Здесь он покамест не хворает, скорбутика отпустила. Но пригодится на будущее…

Филька гонит вовсю, по-русски, и Борису дышится привольно. Мнится – то дыхание древних, жителей златого века вливает здоровье.

Манит к себе вилла Адриана – гордого императора, склонившегося, однако, перед красотой. Могучие греки, стерегущие виллу, обрели бессмертие, перевоплотившись в камень. Неподвижные, они отражали свирепость бурь и колебания почвы. Варвары, опустошавшие Рим, и те остановились бессильно…

Красота совершенная непобедима, размышлял Борис. Люди могут надолго, на столетия забыть ее, похоронить. Однако не навсегда…

Далее, на той же дороге Тибуртина, – сады, водопады и фонтаны Тиволи, посреди которых на бугре высится дворец, построенный полстолетия назад, дворец, которому, наверно, суждено восхищать потомков.

Однажды к Борису, гулявшему в саду, подошел молодой, сухощавый кавалер и представился:

– Бассани, художник кардинала Оттобони.

Одежда его отличалась от обычной пучком соломы, пришитым к шляпе вместо пера. Художник нижайше просил высокочтимого синьора оказать милость.

Борис следил глазами за шляпой, снятой с головы и ронявшей стебельки из странного букета.

– Я еще слуга графини ди Палья. Это знак нашего общества.

Юноша хочет нарисовать кучера. Да, кучера, если синьор позволит великодушно. Борис не сразу сообразил, что речь идет о Фильке. Художник увидел в нем гладиатора с арены Колизея.

– Через час я вам верну его…

– Берите, – кивнул Борис. – Он не говорит по-итальянски. Мы русские.

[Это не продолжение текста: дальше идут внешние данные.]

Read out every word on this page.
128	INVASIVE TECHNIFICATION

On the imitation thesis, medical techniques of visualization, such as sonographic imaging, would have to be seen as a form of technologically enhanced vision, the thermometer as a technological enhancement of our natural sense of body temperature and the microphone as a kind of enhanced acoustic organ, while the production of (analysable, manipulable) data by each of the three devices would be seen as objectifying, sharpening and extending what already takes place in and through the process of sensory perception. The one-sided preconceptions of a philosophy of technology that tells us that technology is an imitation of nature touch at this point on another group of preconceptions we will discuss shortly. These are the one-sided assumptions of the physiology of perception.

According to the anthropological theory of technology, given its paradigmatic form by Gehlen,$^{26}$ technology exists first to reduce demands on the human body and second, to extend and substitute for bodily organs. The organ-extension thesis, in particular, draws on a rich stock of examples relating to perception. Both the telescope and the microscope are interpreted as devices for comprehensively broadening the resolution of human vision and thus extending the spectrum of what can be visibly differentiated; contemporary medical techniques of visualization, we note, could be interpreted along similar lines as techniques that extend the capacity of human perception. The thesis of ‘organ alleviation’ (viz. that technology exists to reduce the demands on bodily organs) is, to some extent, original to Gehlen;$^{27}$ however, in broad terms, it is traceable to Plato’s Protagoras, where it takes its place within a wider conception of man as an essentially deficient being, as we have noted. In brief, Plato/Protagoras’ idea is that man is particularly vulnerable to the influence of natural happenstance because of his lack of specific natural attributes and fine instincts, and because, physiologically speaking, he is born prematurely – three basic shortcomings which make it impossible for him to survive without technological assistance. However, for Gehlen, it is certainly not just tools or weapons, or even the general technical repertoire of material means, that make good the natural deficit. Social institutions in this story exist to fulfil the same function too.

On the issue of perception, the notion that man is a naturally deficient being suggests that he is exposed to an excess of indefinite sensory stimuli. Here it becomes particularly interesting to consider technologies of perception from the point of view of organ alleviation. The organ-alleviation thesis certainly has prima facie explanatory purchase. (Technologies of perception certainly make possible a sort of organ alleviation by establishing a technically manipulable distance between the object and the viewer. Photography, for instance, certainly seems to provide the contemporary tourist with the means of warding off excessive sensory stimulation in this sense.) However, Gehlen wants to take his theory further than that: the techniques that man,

– О, скифский великан! – просиял Бассани.

Вернул он Фильку, рассыпаясь в извинениях. Задержал скифа, любопытно было с ним. Язык не потребовался. Живая натура так пристально следила за работой художника, что он, окончив эскиз, протянул уголек – на, мол, попробуй сам.

– Он рисовал меня, синьор. Мне кажется, у него есть способности. Беда в том, что он застенчив, как ребенок. В искусстве отвага нужнее, чем в сражении.

Речистый, учтивый кавалер понравился Борису. Он сказал вдруг неожиданно для себя:

– Поучите его, если он стоит этого!

Бассани поклонился, выразив готовность. Борис обернулся к Фильке, который топтался виновато, словно ждал наказания от князя-боярина.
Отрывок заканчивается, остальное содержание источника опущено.